Sound of chain, clinking on the metal cage around my head. Memory of chain affixed to my ankle striking against hardwood floor as I stand, chained to the door, waiting for guests to arrive; the muted sound of chain rubbing against itself between my legs; the harder jangle as he grabs the chain in his fist, gathering it, gathering me, against him.
I’m not an industrial girl. The sight of metal does nothing for me. The feel of the cage around my head is just another thing he does to amuse himself and that I tolerate, because it does amuse him to see me so, because it turns him on. And let’s face it, because I have no choice. The sound/feel of chains, on the other hand, the sound of handcuffs snicking into place, the feel of them implacable, sharp and just a bit painful around my wrists–that is something else.
Which is why I was so very surprised to find myself so turned on by the feel and taste of his cock as he pushed it through the hole he’d constructed in the head cage. Why I was so surprised to find myself thrusting my face against the barrier of metal, ignoring the discomfort-verging-on-pain of the bar against my throat and on the bridge of my nose, in order to widen my mouth enough to take him deeper. Why I suffered as he thrust his cock into the hole and into my mouth, each thrust pushing my nose against the barrier in exquisite (unintentional) pain. I didn’t care, I loved it, I loved the taste and smell of metal mixing with the musky taste and smell of cock, I loved his hand on the cage holding my head still, I loved being caged, a mouth inside a cage for him to push and pull about, there simply for his use.
I remember the first time he put a headcage on me. It may have been the second time I’d gone over to his house. I had some time on a Saturday afternoon. I was dressed “cute,” casually, had just dropped off my kids at their various Saturday activities, had warned him I was in “Saturday” mode: no makeup, summer skirt, tank top, ponytails. Wasn’t really too sure what to expect. Would we just talk? Would we scene? I wasn’t even too sure what I wanted to do…
Okay no, honesty here…I wanted to play…but time was limited, I was limited…only later would I come to know him well enough to know he’d come up with some way to use and abuse me that would fit into the timeframe we had available.
I should preface this to say that the first time we’d played, he’d put handcuffs and chains on me. Not something I had ever experienced. There were other ways he was different as well, so when he took me upstairs and put heavy shackles on me (the shackles I wear to sleep in now when I sleep over at his house), I was intrigued more than surprised. But then he brought the headcage out.

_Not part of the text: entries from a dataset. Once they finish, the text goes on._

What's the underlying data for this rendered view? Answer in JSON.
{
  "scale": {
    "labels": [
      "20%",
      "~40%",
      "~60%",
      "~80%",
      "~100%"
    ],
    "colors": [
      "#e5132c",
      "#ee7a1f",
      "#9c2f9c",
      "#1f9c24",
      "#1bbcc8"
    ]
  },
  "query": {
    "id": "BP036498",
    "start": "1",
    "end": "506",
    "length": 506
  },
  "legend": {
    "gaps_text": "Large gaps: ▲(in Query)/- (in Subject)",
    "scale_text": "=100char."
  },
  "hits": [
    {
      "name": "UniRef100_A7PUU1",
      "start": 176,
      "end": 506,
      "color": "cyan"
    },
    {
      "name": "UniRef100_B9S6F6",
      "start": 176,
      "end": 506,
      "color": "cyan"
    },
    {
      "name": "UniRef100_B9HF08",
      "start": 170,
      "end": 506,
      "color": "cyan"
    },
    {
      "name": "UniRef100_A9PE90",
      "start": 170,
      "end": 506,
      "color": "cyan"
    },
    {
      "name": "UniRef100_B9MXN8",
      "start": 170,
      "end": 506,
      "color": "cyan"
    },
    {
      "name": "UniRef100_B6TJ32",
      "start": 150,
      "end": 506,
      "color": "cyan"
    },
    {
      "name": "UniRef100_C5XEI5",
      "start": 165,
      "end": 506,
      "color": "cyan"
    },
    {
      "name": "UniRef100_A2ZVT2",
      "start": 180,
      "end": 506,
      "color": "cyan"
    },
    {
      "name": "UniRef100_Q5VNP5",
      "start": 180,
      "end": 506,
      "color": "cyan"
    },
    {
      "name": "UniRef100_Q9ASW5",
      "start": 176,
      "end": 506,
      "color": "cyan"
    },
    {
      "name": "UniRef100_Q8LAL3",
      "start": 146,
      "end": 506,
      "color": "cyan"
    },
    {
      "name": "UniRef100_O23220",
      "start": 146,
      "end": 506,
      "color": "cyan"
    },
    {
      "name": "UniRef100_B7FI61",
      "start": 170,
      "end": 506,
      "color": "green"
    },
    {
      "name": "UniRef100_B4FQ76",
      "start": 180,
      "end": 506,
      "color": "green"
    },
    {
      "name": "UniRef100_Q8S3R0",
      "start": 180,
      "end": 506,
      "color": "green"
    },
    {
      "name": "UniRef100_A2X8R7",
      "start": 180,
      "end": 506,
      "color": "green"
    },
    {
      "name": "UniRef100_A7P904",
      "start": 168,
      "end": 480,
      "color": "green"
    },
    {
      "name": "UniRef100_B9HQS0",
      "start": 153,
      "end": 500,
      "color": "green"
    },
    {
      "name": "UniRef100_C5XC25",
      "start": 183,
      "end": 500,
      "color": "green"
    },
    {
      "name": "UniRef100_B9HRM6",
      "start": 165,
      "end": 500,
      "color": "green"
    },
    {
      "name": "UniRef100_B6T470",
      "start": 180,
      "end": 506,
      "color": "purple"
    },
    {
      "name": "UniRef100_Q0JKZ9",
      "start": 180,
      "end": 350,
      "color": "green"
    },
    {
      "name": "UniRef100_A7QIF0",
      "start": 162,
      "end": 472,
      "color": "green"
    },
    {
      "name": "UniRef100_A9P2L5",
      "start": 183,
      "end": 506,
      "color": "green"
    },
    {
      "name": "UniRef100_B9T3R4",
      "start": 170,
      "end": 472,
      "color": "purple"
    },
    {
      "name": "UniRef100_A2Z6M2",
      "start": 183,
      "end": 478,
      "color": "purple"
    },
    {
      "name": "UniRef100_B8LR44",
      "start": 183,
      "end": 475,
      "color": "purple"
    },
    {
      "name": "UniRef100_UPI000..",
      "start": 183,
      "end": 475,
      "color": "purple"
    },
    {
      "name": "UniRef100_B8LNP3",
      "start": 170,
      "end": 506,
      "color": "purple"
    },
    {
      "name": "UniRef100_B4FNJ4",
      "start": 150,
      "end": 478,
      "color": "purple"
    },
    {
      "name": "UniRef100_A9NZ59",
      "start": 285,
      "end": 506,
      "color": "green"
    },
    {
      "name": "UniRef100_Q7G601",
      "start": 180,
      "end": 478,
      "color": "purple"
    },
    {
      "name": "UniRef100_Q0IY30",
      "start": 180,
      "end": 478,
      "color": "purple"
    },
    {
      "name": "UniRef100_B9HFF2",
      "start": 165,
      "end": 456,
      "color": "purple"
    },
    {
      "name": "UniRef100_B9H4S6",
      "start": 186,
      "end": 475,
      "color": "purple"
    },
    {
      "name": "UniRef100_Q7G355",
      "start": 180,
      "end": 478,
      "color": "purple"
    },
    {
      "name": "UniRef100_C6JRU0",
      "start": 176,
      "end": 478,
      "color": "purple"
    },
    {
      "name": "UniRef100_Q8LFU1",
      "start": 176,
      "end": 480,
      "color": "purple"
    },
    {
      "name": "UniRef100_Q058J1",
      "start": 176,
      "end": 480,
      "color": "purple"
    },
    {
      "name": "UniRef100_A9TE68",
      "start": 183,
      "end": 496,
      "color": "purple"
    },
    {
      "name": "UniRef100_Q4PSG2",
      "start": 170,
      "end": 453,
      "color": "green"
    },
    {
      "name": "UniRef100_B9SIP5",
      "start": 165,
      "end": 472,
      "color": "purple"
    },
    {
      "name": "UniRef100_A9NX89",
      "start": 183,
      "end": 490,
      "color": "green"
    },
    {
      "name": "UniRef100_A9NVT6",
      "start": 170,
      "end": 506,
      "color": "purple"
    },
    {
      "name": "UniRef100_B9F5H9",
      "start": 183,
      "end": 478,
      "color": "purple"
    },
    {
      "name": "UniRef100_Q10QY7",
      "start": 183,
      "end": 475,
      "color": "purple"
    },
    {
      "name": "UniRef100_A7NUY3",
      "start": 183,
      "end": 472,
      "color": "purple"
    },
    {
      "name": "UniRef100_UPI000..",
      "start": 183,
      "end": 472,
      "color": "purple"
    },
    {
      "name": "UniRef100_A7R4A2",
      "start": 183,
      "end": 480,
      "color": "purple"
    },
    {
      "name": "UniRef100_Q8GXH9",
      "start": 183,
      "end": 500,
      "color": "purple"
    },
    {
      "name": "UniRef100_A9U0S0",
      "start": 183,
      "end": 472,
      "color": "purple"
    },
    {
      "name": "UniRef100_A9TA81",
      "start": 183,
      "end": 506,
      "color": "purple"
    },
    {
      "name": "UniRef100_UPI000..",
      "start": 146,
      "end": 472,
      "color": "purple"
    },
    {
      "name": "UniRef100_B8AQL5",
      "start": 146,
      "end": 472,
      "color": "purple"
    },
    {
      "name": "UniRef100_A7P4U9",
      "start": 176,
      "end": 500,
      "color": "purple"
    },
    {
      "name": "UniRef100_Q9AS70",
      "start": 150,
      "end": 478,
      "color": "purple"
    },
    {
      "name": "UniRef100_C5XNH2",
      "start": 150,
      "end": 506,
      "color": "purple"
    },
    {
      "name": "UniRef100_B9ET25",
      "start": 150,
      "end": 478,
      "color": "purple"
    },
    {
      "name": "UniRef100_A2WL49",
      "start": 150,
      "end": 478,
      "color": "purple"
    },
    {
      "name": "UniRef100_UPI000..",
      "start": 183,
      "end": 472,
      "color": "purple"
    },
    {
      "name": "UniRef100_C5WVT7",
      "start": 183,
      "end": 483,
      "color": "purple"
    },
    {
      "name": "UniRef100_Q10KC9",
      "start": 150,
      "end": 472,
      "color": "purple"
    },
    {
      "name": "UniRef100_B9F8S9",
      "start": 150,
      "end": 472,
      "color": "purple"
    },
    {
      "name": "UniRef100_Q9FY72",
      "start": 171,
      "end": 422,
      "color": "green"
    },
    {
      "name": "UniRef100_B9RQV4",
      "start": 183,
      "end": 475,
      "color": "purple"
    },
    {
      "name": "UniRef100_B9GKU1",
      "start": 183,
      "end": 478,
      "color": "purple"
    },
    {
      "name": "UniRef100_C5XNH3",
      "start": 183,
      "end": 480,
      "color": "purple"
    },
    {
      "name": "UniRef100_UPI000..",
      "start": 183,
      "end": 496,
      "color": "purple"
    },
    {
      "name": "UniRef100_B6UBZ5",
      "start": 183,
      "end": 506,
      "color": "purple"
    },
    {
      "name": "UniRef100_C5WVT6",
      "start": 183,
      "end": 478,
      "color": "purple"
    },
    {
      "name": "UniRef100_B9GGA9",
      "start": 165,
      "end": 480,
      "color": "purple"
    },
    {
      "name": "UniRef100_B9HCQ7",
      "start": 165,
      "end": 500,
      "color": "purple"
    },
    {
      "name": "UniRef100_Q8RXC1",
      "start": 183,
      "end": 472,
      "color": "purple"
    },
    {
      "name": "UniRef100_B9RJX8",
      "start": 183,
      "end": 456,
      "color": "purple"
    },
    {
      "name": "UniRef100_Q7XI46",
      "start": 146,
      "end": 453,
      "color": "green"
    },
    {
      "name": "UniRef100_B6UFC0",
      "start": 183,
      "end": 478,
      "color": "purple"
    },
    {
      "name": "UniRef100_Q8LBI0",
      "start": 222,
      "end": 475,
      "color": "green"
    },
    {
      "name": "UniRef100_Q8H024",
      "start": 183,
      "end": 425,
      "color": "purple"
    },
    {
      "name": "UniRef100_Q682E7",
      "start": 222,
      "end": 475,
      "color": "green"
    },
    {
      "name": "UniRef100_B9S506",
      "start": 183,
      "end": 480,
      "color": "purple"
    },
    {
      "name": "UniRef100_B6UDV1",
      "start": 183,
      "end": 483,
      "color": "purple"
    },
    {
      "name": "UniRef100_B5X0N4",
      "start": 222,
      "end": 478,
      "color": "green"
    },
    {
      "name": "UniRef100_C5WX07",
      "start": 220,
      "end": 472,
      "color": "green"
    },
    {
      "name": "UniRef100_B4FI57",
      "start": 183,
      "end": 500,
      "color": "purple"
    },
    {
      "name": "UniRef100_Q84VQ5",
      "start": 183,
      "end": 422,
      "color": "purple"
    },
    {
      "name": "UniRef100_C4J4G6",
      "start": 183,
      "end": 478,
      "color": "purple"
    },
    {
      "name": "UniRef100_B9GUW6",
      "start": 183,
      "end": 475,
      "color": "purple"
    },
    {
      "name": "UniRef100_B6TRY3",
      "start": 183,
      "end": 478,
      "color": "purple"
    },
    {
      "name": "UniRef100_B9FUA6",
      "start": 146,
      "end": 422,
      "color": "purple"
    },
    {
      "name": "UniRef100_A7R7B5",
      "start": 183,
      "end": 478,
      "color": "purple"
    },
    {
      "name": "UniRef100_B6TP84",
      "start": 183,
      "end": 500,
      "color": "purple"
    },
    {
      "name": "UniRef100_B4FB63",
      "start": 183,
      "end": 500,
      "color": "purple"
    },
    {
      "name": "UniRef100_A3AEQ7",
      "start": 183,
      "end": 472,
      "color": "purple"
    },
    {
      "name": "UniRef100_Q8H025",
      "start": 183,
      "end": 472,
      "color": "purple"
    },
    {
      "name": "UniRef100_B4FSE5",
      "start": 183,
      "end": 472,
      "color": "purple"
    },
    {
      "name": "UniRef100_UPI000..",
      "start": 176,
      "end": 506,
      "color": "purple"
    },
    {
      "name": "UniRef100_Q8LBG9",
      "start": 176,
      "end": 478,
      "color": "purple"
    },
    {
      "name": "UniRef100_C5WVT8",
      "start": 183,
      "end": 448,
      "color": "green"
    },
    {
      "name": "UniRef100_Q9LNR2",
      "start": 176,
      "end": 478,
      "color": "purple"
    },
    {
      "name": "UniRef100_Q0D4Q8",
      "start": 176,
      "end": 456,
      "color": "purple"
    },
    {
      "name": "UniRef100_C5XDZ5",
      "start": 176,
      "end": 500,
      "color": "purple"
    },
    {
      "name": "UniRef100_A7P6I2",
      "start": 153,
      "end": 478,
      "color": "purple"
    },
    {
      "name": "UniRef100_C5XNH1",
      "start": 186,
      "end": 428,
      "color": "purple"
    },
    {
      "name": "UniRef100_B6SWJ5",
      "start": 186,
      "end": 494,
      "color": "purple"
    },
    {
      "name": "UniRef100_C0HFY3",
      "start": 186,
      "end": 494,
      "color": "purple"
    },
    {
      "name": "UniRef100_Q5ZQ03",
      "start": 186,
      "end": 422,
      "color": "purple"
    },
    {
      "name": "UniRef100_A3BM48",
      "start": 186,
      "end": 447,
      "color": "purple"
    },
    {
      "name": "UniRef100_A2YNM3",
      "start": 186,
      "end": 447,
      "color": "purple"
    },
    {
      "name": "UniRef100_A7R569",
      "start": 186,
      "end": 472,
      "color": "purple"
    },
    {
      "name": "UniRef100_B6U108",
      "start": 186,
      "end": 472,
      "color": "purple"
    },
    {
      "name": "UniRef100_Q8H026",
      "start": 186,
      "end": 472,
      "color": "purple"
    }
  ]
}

Was he serious or was he making fun of me? (I didn’t know him well enough then to know he wasn’t after that, at least in this instance.) Then I thought about some of the things I’d seen him do on Bondage Demons…and yeah, I knew he was serious. My Mean Guy was apparently into industrial girls. So…okay.
The first was a prototype. (And, as he said, this one was too, perhaps, since we discovered that the bar above my nose didn’t allow me to be able to open my mouth wide enough to take his cock deep enough into my mouth.) I felt a little silly in it the first time, actually…until I realized he was serious about it, that he dug it, that it wasn’t about making me feel foolish. And then, after an afternoon of being tied and displayed, photographed (something I wasn’t quite used to yet) and fucked in it, I found myself in that mindless fucktoy headspace and wanted nothing more than to suck him through it, to push my face through the bands of metal and take him in mouth, to taste him. I didn’t care what it looked like anymore–silly, hot, sexy, humiliating? Who cared? I just wanted to be his hole, his mouth, his industrial fuck, if that was what he wanted.
I remember him pushing me against the wall in the hallway just outside his bedroom, after he had unchained me. I was squatting, leaning against the wall, my mind a blank, my legs spread, his fingers in my pussy as he crouched in front of me. The cage still on my head, clunking against the wall behind me as he shoved his fingers rhythmically into me. And then, standing, he pulled out his cock and shoved it, ruthlessly, unceremoniously, into my mouth through the bars of the cage and fucked my unresisting mouth. Unresisting…there was no resistance left in me. I simply opened my mouth and took him in as he fucked my throat: a head in a cage, an open mouth. An industrial fuck.
wickedly delightful
Yowsa! To be honest, I didn’t think I’d like what I read… cause at the first, it didn’t seem to be appealing to me on any level. But damn was I ever wrong… you’ve brought out that deepest, darkest place within me.
If only my dear Dante weren’t so sick (well, me, too)… DAMN, woman! You sure know how to tell a story!
Big hugs!
Isn’t it strange how that works? I start out many times thinking, “no, really?” only to end up going, “oh yeah, REALLY!” lol That’s one reason I enjoy play with W so much…he allows me to explore that apparent contradiction so often…
Industrial Girl! I absolutely love that term…classification
Indeed, I am a lover and a collector of steel…
Thanks for that post…very nice!
I am transfixed, mesmerized.. addicted..
This post is fucking BEAUTIFUL!
I could see every motion, feel every pull
Superb writing.. even better visual!
I love the term industrial fuck.. it adds to the visual.